これはtokio_util::sync::CancellationTokenfutures::select!を使うと比較的簡単に書けます。

use futures::future::FutureExt;
use std::time::Duration;
use tokio_util::sync::CancellationToken;

#[tokio::main]
async fn main() -> anyhow::Result<()> {
    let cancel_token = CancellationToken::new();
    
    let f1 = {
        let cancel_token = cancel_token.clone();
        tokio::spawn(async move {
            println!("Begin future-1");
            futures::select! {
                _ = tokio::time::sleep(Duration::from_secs(6)).fuse() => println!("End future-1"),
                _ = cancel_token.cancelled().fuse() => println!("Cancelled future-1"),
            };
            "future-1"
        }).fuse()
    };
    
    let f2 = {
        let cancel_token = cancel_token.clone();
        tokio::spawn(async move {
            println!("Begin future-2");
            futures::select! {
                _ = tokio::time::sleep(Duration::from_secs(3)).fuse() => println!("End future-2"),
                _ = cancel_token.cancelled().fuse() => println!("Cancelled future-2"),
            };
            "future-2"
        }).fuse()
    };
    
    futures::pin_mut!(f1,f2);
    
    let res = futures::select! {
        res1 = f1 => res1?,
        res2 = f2 => res2?,
    };
    cancel_token.cancel();
    
    println!("First finished: {res}");
    
    tokio::time::sleep(Duration::from_secs(10)).await;
    
    Ok(())
}

Playground

CancellationToken::new()でオブジェクトを作り、適当にコピーを各futureに渡し、キャンセルしたいタイミングで cancel_token.cancel() とcancelメソッドを呼び出してキャンセルします。
dropでもキャンセルが走るのでメソッドを呼び忘れても安心です。

async対応crateを選ぶ時の注意事項

asyncに対応しているcrateを選ぶ時はそのcrateがどのランタイムに対応しているか確認しましょう。
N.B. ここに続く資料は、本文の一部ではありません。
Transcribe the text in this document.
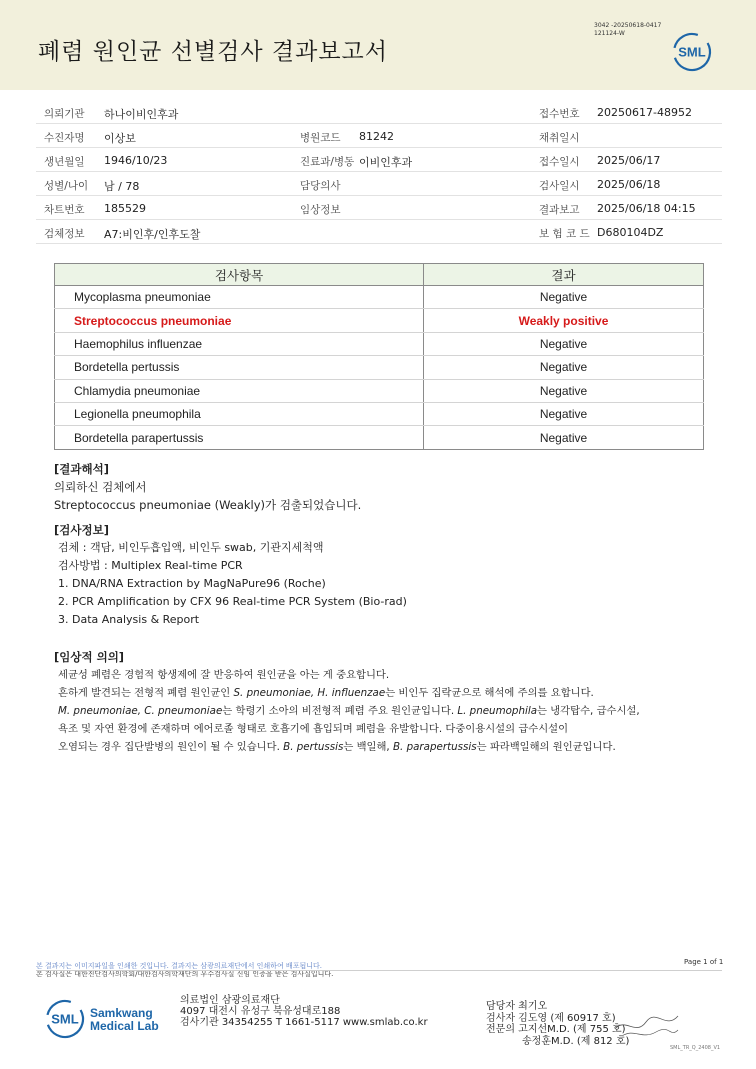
폐렴 원인균 선별검사 결과보고서
3042 -20250618-0417
121124-W
SML
의뢰기관 하나이비인후과	접수번호 20250617-48952
수진자명 이상보	병원코드 81242	채취일시
생년월일 1946/10/23	진료과/병동 이비인후과	접수일시 2025/06/17
성별/나이 남 / 78	담당의사	검사일시 2025/06/18
차트번호 185529	임상정보	결과보고 2025/06/18 04:15
검체정보 A7:비인후/인후도찰	보 험 코 드 D680104DZ
검사항목	결과
Mycoplasma pneumoniae	Negative
Streptococcus pneumoniae	Weakly positive
Haemophilus influenzae	Negative
Bordetella pertussis	Negative
Chlamydia pneumoniae	Negative
Legionella pneumophila	Negative
Bordetella parapertussis	Negative
[결과해석]
의뢰하신 검체에서
Streptococcus pneumoniae (Weakly)가 검출되었습니다.
[검사정보]
검체 : 객담, 비인두흡입액, 비인두 swab, 기관지세척액
검사방법 : Multiplex Real-time PCR
1. DNA/RNA Extraction by MagNaPure96 (Roche)
2. PCR Amplification by CFX 96 Real-time PCR System (Bio-rad)
3. Data Analysis & Report
[임상적 의의]
세균성 폐렴은 경험적 항생제에 잘 반응하여 원인균을 아는 게 중요합니다.
흔하게 발견되는 전형적 폐렴 원인균인 S. pneumoniae, H. influenzae는 비인두 집락균으로 해석에 주의를 요합니다.
M. pneumoniae, C. pneumoniae는 학령기 소아의 비전형적 폐렴 주요 원인균입니다. L. pneumophila는 냉각탑수, 급수시설,
욕조 및 자연 환경에 존재하며 에어로졸 형태로 호흡기에 흡입되며 폐렴을 유발합니다. 다중이용시설의 급수시설이
오염되는 경우 집단발병의 원인이 될 수 있습니다. B. pertussis는 백일해, B. parapertussis는 파라백일해의 원인균입니다.
Page 1 of 1
본 결과지는 이미지파일을 인쇄한 것입니다. 결과지는 삼광의료재단에서 인쇄하여 배포됩니다.
본 검사실은 대한진단검사의학회/대한검사의학재단의 우수검사실 신임 인증을 받은 검사실입니다.
SML Samkwang
Medical Lab
의료법인 삼광의료재단
4097 대전시 유성구 북유성대로188
검사기관 34354255 T 1661-5117 www.smlab.co.kr
담당자 최기오
검사자 김도영 (제 60917 호)
전문의 고지선M.D. (제 755 호)
송정훈M.D. (제 812 호)
SML_TR_Q_2408_V1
基本的にはcrateのdependenciesにどのランタイムが入っているかで確認します。
dependenciesにランタイムが無い場合は多分ランタイム非依存です。

あとは動かしてみてエラーが出ずにちゃんと動けば大丈夫です。

その他のasync対応ライブラリ

※ここは後から書き足す予定です。

最後に

漏れとかあると思いますが、この記事を書くにあたって思い出せた・調べられた事は全て書きました。

間違っている所や不足がありましたら優しく教えて頂けると幸いです。

最後まで読んで頂きありがとうございました。